Tutto il mondo ascolta Ed Sheeran. E non è un modo di dire: su YouTube le canzoni del disco ÷ (Divide) - le ha messe online tutte - sono state visualizzate un miliardo di volte in due giorni. Aggiungiamo gli oltre sei miliardi dei due dischi precedenti e superiamo i sette miliardi, quanto la popolazione mondiale. E poi quasi 400milioni di ascolti su Spotify in una settimana, primo in 90 hit parade mondiali, Italia compresa, e nella sua Inghilterra ha piazzato nove canzoni nella Top 10. Un successo che si spiega col talento, certo. Ma ancor di più col fatto che Ed è esattamente chi sembra: un 26enne inglese che malgrado questo ciclone ha saputo restare semplice ("feet on the ground", piedi per terra, dice), capelli rossi, lentiggini, qualche chiletto in eccesso, golfino e occhialoni da studente, uno che potresti ancora trovare al pub a farsi una pinta con gli amici. E per questo è credibile nel parlare ai fan più giovani. E anche alla stampa italiana.
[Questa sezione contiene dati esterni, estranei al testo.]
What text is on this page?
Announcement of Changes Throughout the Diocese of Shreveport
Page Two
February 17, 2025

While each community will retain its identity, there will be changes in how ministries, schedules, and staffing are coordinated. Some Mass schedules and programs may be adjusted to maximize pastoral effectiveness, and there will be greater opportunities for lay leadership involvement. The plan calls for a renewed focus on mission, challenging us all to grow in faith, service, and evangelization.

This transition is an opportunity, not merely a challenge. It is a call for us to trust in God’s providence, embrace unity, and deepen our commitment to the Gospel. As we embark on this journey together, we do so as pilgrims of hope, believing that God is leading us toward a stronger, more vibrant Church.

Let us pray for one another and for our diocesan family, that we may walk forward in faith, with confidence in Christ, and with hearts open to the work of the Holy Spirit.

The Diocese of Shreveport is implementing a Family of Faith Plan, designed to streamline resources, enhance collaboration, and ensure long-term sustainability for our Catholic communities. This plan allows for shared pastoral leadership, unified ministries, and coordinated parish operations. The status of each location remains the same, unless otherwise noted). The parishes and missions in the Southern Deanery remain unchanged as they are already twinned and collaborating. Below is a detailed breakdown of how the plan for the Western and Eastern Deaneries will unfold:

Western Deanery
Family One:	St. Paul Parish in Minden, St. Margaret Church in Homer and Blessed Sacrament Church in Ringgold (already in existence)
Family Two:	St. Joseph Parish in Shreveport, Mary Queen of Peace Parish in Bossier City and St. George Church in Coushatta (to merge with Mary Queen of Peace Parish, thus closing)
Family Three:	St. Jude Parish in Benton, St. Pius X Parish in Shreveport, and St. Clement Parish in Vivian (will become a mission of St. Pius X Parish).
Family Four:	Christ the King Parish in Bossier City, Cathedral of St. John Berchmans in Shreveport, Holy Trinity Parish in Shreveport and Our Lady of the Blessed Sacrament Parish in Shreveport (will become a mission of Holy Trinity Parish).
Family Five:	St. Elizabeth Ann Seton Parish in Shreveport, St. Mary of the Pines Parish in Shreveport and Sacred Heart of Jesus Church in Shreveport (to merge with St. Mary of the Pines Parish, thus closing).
Partiamo da questo successo.
"Ho frantumato le hit parade nel mondo intero, so che non capita spesso. Credetemi se vi dico che vendere tanto conta fino a un certo punto. So che la mia casa discografica non sarà contentissima, ma a me importa che la mia musica sia condivisa. Per questo l'ho messa ovunque anche gratis, per far capire chi sono".

E chi è?
"Uno pieno di sfumature, non solo bianco o solo nero, che vive ancora nel paese di origine (Framlingham, nel Suffolk, ndr) e racconta storie. Non sono uno da riflessioni sul mondo, non mi occupo di politica, anche se posso dirvi che la Brexit è un pericolo ed è nata dalla frustrazione e dalla incomunicabilità tra la gente. Devo scrivere storie, io. Storie di tutti i giorni".

Della sua vita?
"Non necessariamente, anzi di me parlo poco. Anche se ho trovato l'amore e sono felice, e si sente, e ho scritto della mia famiglia e della mia infanzia, e della recente morte di mia nonna. Però preferisco occuparmi di cose che vedo e sento intorno a me. New man, per esempio, parla di chi compra vestiti su vestiti, va in palestra, segue le diete di moda, spende un tesoro in cosmetici, vive una vita artificiale. Ed è un riassunto di 50 persone diverse. Tutte vere, però".

È vero che ha comprato casa in Umbria?
"Top secret, dico che è in centro Italia e che non è la Toscana perché è troppo piena di inglesi. C'è una vigna e appena l'ho vista ho deciso che dovevo comprare quel posto. I miei genitori ci vennero in luna di miele, da voi ci sono storia, cultura, cibo. Non vedo l'ora di portarci i miei figli, quando ne avrò, sarà bello magari imparare l'italiano assieme. Non sono il tipo da villa a Hollywood".


Ha scelto l'Italia anche per il debutto del tour, giovedì e venerdì al PalaAlpitour di Torino, ovviamente sold out.
"Non ho cambiato formula: io e la mia chitarra, da soli, senza band. Per non essere sperduto sul palco, con Mark Cunniffe, visual designer di U2 e Madonna, ho studiato uno schermo gigantesco che mi passa sopra la testa e va quasi a fare da secondo tetto al palazzetto. Sembra un'astronave. Anche se non vi piace la mia musica direte "wow!". Per suonare con una band ci sarà tempo. Piuttosto, presto farò una serata, ma una sola, con un'orchestra sinfonica. Poi conto di tornare in Italia nel 2018, penso a uno stadio, Milano o Roma. Nel frattempo usciranno mie canzoni scritte per altri, come James Blunt e Jess Glynne. E a giugno una per un grande del passato che tornerà sulle scene. Sarà una sorpresa per tutti".

I suoi biglietti a Torino sono andati vaporizzati, aprendo una delle tante polemiche sul secondary ticketing, il bagarinaggio online. Che ne pensa?
"È un sistema marcio, malato, alcuni siti sono arrivati a chiedere 300 sterline per un mio concerto benefico. Nei giorni prossimi il mio manager andrà alla Camera dei Comuni, il Parlamento inglese, dove si sta scrivendo una legge. Quando un Paese avrà approvato una legge, tutti gli altri seguiranno".